Both Rabin and Peres were hardened Israeli Zionists committed to the need for a “Jewish state”, and had little problem with the way their decisions affected the Palestinians.

Peres fathered the nuclear programme and was a supporter of the settlement enterprise, but at the same time supported the peace process and accepted the Oslo parameters. Their only difference was in style rather than in substance.
Shimon Peres focused a lot on the appearances of peace rather than its reality. His attacks on Lebanon, after he became prime minister in 1995, following Rabin’s assassination, was on his biggest mistakes.

After Israel’s 1985 withdrawal from Lebanon, Israeli military wanted to deter attacks on Israel. Israeli artillery hit a UN outpost in south Lebanon’s Kafr Kana, killing nearly 100 people who had tried to shelter themselves from the Israeli onslaught at the internationally flagged UN location.

That attack turned Palestinian citizens against Peres and at the time of elections, many voted with white ballots in protest to the killings in Kana.
Many argue that the disqualified votes probably cost Peres the election to the Likud’s rising star at the time, Benjamin Netanyahu.

With Peres’ electoral loss, the Oslo Peace Accords were practically scrapped and today, more than 20 years later, we are in a far worse situation than we were then.

It may be futile to discuss what would have happened had Rabin not been assassinated or had Peres not lost the election to Netanyahu. But the fact is that the hope that came with the breakthrough in Oslo has not only disappeared, but Palestinians are much worse off now than they were then, with settlements having tripled in size and Israel succeeding in having found a formula where it does not have to rule major Palestinian-populated areas while, at the same time, not making any concessions on sovereignty and overall peace.

Historians and pundits might argue that Palestinians have made plenty of mistakes as well and that using the absence of Rabin and Peres for inaction is simply finding a scapegoat.

Whatever the reasons, the attitude of Palestinians towards Peres differ diametrically from those of Israelis and many in the international community who consider the Nobel Prize winner a man of great stature and a peacemaker.

While Peres was the architect of the Oslo accords, he had, before that and after the PLO and Israel recognised each other, dreams of including Jordan in any long-term agreement.

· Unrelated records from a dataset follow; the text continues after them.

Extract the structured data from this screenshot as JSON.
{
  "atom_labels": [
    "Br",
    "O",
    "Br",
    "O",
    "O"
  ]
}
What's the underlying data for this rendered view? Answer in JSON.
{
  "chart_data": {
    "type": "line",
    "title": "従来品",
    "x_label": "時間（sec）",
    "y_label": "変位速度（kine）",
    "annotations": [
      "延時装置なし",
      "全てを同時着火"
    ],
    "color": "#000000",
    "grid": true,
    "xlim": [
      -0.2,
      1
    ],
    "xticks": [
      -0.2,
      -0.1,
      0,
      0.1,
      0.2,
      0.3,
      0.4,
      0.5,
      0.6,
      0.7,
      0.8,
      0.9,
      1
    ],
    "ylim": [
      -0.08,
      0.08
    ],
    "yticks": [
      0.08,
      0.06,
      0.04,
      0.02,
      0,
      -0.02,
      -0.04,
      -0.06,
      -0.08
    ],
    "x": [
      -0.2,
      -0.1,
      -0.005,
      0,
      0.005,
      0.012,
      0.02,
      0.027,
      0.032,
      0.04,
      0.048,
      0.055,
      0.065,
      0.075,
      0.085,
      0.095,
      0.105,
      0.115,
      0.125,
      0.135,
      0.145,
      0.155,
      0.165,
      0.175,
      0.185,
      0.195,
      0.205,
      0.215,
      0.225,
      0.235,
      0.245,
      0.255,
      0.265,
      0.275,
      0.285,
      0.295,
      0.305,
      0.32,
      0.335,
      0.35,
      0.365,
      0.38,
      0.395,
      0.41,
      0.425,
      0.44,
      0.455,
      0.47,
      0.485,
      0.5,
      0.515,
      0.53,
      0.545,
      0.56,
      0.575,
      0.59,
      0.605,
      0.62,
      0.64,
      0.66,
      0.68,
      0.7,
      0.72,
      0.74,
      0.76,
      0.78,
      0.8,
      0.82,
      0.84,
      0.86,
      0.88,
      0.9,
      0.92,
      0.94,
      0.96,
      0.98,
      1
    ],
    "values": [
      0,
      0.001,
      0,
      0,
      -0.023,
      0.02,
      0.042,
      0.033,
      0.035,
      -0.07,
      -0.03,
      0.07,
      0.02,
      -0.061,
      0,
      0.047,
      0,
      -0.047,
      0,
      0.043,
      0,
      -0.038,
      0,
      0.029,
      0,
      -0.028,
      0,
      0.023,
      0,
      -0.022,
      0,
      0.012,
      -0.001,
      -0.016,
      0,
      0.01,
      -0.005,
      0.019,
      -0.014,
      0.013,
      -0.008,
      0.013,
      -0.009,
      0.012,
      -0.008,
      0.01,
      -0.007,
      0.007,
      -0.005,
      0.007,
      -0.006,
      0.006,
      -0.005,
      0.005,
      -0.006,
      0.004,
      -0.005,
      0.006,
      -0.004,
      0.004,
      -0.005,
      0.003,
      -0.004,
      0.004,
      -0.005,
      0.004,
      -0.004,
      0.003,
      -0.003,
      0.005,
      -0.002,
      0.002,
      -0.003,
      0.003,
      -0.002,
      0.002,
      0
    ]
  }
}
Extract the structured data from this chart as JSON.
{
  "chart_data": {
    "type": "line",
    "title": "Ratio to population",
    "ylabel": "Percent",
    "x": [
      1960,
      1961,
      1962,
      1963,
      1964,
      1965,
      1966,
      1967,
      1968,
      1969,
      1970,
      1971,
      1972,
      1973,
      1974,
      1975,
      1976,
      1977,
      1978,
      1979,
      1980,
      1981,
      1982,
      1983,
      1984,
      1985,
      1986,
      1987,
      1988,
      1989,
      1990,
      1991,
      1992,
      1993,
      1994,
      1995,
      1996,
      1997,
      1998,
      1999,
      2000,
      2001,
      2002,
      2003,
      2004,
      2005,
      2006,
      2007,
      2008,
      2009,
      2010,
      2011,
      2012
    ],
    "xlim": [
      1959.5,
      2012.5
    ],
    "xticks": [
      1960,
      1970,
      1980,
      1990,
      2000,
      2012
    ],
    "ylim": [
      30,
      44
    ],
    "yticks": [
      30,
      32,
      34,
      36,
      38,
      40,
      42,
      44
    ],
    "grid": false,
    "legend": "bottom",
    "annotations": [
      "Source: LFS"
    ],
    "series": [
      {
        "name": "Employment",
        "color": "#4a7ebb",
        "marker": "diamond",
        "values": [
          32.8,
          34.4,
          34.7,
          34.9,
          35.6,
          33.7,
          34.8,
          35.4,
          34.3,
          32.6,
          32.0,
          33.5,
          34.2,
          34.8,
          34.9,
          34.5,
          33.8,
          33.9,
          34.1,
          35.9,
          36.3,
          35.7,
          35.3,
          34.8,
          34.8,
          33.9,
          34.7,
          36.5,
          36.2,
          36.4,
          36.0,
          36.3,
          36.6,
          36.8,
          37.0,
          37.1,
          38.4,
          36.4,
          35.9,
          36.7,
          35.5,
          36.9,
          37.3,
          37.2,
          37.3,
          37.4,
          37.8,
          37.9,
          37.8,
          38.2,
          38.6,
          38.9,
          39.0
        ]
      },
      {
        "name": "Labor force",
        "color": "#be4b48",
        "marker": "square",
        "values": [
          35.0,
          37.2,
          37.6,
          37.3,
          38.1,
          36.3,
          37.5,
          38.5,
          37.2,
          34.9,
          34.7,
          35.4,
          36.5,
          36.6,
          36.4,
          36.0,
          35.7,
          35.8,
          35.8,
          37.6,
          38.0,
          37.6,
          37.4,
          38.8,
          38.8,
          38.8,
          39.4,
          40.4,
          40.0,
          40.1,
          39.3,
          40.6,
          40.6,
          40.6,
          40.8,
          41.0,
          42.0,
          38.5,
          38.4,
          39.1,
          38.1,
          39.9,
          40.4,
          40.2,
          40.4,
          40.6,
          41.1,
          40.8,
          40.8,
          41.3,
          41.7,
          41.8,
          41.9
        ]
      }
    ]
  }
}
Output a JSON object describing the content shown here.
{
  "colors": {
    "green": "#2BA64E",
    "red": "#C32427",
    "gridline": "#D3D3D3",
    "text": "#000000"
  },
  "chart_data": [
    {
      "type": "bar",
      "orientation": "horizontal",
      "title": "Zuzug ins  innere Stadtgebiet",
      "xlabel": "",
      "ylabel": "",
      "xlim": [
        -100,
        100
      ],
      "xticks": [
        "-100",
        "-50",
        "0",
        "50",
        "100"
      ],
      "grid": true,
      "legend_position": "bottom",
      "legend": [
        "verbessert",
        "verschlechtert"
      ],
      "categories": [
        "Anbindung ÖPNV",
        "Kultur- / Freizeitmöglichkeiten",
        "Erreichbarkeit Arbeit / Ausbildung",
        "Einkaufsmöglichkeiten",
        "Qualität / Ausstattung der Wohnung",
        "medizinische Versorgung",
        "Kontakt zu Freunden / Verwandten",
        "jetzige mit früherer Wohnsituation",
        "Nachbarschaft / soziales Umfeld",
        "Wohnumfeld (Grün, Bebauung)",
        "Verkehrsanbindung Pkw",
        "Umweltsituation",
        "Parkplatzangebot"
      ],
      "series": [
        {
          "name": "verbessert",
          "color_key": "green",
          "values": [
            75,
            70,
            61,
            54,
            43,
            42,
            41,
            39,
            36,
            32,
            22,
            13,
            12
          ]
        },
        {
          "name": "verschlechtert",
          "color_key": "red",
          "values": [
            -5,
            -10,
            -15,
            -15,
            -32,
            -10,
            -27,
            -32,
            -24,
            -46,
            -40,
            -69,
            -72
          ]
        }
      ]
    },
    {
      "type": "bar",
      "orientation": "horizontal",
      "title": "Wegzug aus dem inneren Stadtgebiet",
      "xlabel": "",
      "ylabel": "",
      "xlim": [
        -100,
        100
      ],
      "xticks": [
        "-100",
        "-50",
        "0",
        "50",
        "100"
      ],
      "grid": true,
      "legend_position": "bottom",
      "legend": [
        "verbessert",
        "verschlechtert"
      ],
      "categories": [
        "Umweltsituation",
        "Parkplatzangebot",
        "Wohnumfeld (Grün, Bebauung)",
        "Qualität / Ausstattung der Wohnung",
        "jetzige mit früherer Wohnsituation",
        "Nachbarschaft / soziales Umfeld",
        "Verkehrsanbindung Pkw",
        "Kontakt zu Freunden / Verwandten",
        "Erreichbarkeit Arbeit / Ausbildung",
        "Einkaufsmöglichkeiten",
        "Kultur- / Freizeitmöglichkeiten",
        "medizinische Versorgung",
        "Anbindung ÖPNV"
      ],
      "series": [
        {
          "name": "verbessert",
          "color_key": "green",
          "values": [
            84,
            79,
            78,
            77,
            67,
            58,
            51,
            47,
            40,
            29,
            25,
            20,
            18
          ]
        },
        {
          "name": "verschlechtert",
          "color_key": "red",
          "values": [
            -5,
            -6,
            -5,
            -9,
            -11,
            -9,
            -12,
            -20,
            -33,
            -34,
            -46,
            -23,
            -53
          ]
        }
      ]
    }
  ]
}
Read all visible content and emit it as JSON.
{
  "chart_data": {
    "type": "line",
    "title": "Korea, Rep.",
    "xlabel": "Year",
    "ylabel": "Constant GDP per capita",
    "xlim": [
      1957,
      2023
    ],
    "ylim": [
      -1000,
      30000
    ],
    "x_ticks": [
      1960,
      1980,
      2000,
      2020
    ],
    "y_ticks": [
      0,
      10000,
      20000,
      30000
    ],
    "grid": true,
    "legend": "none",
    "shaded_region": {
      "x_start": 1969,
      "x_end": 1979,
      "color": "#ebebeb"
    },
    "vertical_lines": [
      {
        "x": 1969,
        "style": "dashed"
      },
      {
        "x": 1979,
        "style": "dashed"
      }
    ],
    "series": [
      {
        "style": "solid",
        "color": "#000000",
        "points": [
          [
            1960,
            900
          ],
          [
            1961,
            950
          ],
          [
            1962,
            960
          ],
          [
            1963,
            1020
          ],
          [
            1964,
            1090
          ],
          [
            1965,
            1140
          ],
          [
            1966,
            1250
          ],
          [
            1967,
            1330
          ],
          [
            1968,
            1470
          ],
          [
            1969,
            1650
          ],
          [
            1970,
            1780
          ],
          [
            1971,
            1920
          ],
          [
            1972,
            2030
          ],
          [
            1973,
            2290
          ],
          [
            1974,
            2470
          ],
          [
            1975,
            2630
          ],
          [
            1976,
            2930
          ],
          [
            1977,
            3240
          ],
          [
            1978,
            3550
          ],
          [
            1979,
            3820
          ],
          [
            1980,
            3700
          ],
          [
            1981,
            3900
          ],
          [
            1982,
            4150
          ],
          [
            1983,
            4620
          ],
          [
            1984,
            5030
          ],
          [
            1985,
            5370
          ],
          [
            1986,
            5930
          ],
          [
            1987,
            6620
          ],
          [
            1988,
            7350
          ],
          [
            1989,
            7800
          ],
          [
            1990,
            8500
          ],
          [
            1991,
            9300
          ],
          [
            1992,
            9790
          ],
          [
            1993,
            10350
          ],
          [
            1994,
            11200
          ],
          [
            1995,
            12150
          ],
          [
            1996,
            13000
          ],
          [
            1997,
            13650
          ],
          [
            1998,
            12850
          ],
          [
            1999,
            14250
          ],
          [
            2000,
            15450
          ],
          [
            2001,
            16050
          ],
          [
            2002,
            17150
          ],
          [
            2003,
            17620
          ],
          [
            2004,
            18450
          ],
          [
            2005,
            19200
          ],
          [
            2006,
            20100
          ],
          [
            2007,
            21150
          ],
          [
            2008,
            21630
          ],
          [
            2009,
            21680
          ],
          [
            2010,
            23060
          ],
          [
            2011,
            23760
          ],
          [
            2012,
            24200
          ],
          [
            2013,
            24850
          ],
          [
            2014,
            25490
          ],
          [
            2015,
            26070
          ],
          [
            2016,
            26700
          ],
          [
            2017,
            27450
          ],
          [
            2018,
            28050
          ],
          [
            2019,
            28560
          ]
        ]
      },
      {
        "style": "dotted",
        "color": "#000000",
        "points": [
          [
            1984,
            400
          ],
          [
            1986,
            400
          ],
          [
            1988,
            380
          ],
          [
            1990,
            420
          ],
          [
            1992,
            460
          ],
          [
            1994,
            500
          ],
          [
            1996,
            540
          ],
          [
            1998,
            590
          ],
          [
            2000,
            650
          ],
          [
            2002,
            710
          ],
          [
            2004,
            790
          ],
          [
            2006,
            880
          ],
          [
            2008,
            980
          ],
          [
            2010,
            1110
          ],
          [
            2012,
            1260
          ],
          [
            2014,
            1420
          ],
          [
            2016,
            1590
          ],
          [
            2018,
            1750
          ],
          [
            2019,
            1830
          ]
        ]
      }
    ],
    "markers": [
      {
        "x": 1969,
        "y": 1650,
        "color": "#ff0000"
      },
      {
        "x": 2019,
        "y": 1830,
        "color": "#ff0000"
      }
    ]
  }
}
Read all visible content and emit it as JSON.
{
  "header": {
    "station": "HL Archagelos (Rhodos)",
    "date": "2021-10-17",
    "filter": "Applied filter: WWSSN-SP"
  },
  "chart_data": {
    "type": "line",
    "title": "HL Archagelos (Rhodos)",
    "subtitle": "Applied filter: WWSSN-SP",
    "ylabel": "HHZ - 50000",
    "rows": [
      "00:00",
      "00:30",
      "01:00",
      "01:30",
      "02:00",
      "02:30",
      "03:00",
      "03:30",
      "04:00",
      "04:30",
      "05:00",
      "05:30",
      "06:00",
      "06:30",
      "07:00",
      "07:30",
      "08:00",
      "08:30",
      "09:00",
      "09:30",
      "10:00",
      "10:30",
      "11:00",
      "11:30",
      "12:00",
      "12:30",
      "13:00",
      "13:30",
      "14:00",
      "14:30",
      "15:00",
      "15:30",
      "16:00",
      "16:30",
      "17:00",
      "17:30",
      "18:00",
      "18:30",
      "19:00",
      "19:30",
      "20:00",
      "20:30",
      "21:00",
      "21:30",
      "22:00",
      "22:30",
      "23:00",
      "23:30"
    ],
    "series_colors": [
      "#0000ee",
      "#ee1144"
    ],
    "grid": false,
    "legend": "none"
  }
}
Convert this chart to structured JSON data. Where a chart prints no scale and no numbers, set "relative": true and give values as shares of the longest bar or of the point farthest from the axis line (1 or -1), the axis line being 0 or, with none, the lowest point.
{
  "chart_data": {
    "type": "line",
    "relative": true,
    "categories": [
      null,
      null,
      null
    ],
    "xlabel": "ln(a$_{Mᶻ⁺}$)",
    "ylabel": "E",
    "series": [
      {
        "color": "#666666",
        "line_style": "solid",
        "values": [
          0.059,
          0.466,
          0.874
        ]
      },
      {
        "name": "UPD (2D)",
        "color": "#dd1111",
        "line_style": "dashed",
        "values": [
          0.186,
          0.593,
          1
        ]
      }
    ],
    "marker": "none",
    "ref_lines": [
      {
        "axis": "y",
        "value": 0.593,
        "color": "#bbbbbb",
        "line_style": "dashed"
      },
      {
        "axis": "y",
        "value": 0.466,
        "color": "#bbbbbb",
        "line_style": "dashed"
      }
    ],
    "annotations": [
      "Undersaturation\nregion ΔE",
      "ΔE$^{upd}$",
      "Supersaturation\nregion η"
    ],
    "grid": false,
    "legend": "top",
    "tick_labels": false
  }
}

In 2007, long after the Palestinian-Israeli memorandum of understanding, Peres revisited the Jordan option in his testimony to the Winograd committee looking into the war on Lebanon.

“We have to seek a new structure with the Palestinians. In my heart, I have returned to the conclusion that I always held in life: we must bring in the Jordanians. We cannot make peace only with the Palestinians.”

Peres was a smart, internationally respected Israeli Zionist leader. His high point was the Oslo accords, but for most Palestinians, he was always able to talk about peace but never able to bring peace about.